Sunday, June 10, 2012

Economic impact of St. Louis sewer improvements

An article in today's Post-Dispatch addresses the economic impact of the several billions the area must spend over the next few years to upgrade its sewer system.  I was quoted saying that the economic effect is negligible because it's simply taking money from consumers, who then decrease their consumption of other things.

Jack Strauss of St.
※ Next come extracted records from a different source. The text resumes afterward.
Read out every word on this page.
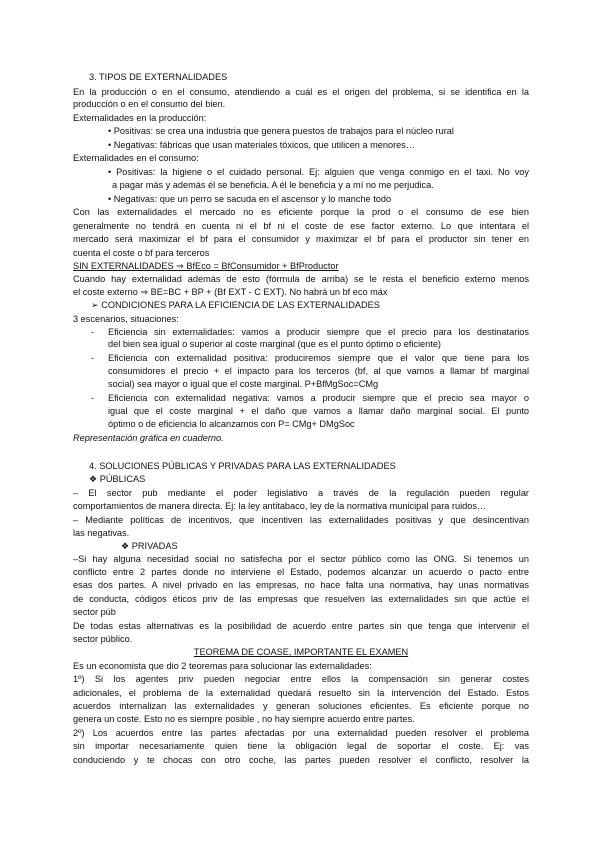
3. TIPOS DE EXTERNALIDADES
En la producción o en el consumo, atendiendo a cuál es el origen del problema, si se identifica en la
producción o en el consumo del bien.
Externalidades en la producción:
• Positivas: se crea una industria que genera puestos de trabajos para el núcleo rural
• Negativas: fábricas que usan materiales tóxicos, que utilicen a menores…
Externalidades en el consumo:
• Positivas: la higiene o el cuidado personal. Ej: alguien que venga conmigo en el taxi. No voy
a pagar más y además él se beneficia. A él le beneficia y a mí no me perjudica.
• Negativas: que un perro se sacuda en el ascensor y lo manche todo
Con las externalidades el mercado no es eficiente porque la prod o el consumo de ese bien
generalmente no tendrá en cuenta ni el bf ni el coste de ese factor externo. Lo que intentara el
mercado será maximizar el bf para el consumidor y maximizar el bf para el productor sin tener en
cuenta el coste o bf para terceros
SIN EXTERNALIDADES ⇒ BfEco = BfConsumidor + BfProductor
Cuando hay externalidad además de esto (fórmula de arriba) se le resta el beneficio externo menos
el coste externo ⇒ BE=BC + BP + (Bf EXT - C EXT). No habrá un bf eco máx
➢ CONDICIONES PARA LA EFICIENCIA DE LAS EXTERNALIDADES
3 escenarios, situaciones:
-	Eficiencia sin externalidades: vamos a producir siempre que el precio para los destinatarios
del bien sea igual o superior al coste marginal (que es el punto óptimo o eficiente)
-	Eficiencia con externalidad positiva: produciremos siempre que el valor que tiene para los
consumidores el precio + el impacto para los terceros (bf, al que vamos a llamar bf marginal
social) sea mayor o igual que el coste marginal. P+BfMgSoc=CMg
-	Eficiencia con externalidad negativa: vamos a producir siempre que el precio sea mayor o
igual que el coste marginal + el daño que vamos a llamar daño marginal social. El punto
óptimo o de eficiencia lo alcanzamos con P= CMg+ DMgSoc
Representación gráfica en cuaderno.
4. SOLUCIONES PÚBLICAS Y PRIVADAS PARA LAS EXTERNALIDADES
❖ PÚBLICAS
– El sector pub mediante el poder legislativo a través de la regulación pueden regular
comportamientos de manera directa. Ej: la ley antitabaco, ley de la normativa municipal para ruidos…
– Mediante políticas de incentivos, que incentiven las externalidades positivas y que desincentivan
las negativas.
❖ PRIVADAS
–Si hay alguna necesidad social no satisfecha por el sector público como las ONG. Si tenemos un
conflicto entre 2 partes donde no interviene el Estado, podemos alcanzar un acuerdo o pacto entre
esas dos partes. A nivel privado en las empresas, no hace falta una normativa, hay unas normativas
de conducta, códigos éticos priv de las empresas que resuelven las externalidades sin que actúe el
sector púb
De todas estas alternativas es la posibilidad de acuerdo entre partes sin que tenga que intervenir el
sector público.
TEOREMA DE COASE, IMPORTANTE EL EXAMEN
Es un economista que dio 2 teoremas para solucionar las externalidades:
1º) Si los agentes priv pueden negociar entre ellos la compensación sin generar costes
adicionales, el problema de la externalidad quedará resuelto sin la intervención del Estado. Estos
acuerdos internalizan las externalidades y generan soluciones eficientes. Es eficiente porque no
genera un coste. Esto no es siempre posible , no hay siempre acuerdo entre partes.
2º) Los acuerdos entre las partes afectadas por una externalidad pueden resolver el problema
sin importar necesariamente quien tiene la obligación legal de soportar el coste. Ej: vas
conduciendo y te chocas con otro coche, las partes pueden resolver el conflicto, resolver la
Louis University says that the economic impact will be substantial.  It appears that he did an economic impact study finding an increase of 17,000 jobs.  I am reflexively wary of the words "economic impact study".  Such studies tend to overstate impacts because they fail to take account of all of the substitutions within the economy.  I couldn't find the study itself, but there is a description of it on page 20 of this document.  From what I can tell from the description, there is no reason for me to feel any differently about its methodology.  The input-output models that are used in impact studies are widely used, but are little-respected among many economists.  They're regionalized versions of Keynesian models of the national economy, which have not been generally accepted since Robert Lucas's eponymous critiqueHere's a nice assessment of input-output models versus the cost-benefit approach that I prefer.

Remember, this project involves no money from outside the region, and probably involves substantial amonts of money leaving the region to purchase materials, pay contractors, and hire workers.  The net benefits from an infrastructure project are the benefits from what is produced minus what it costs to build it.  A bridge, for example, decreases costs of transportation for everyone, thereby creating benefits.  The sewer project will do little to improve the region economically, but the region will have to pay billions of dollars for it.

The benefits of the sewer project are environmental, and a great deal of the benefits are for people downstream from us on the Mississippi.  We are being forced to undertake the project because our sewer system violates Federal law.  On the other hand, there is some slack in the local construction industry, which is why I think the economic effect of the project will be negligible rather than negative.  But, if and when the economy picks up, this slack will be needed in the rest of the economy to produce useful things.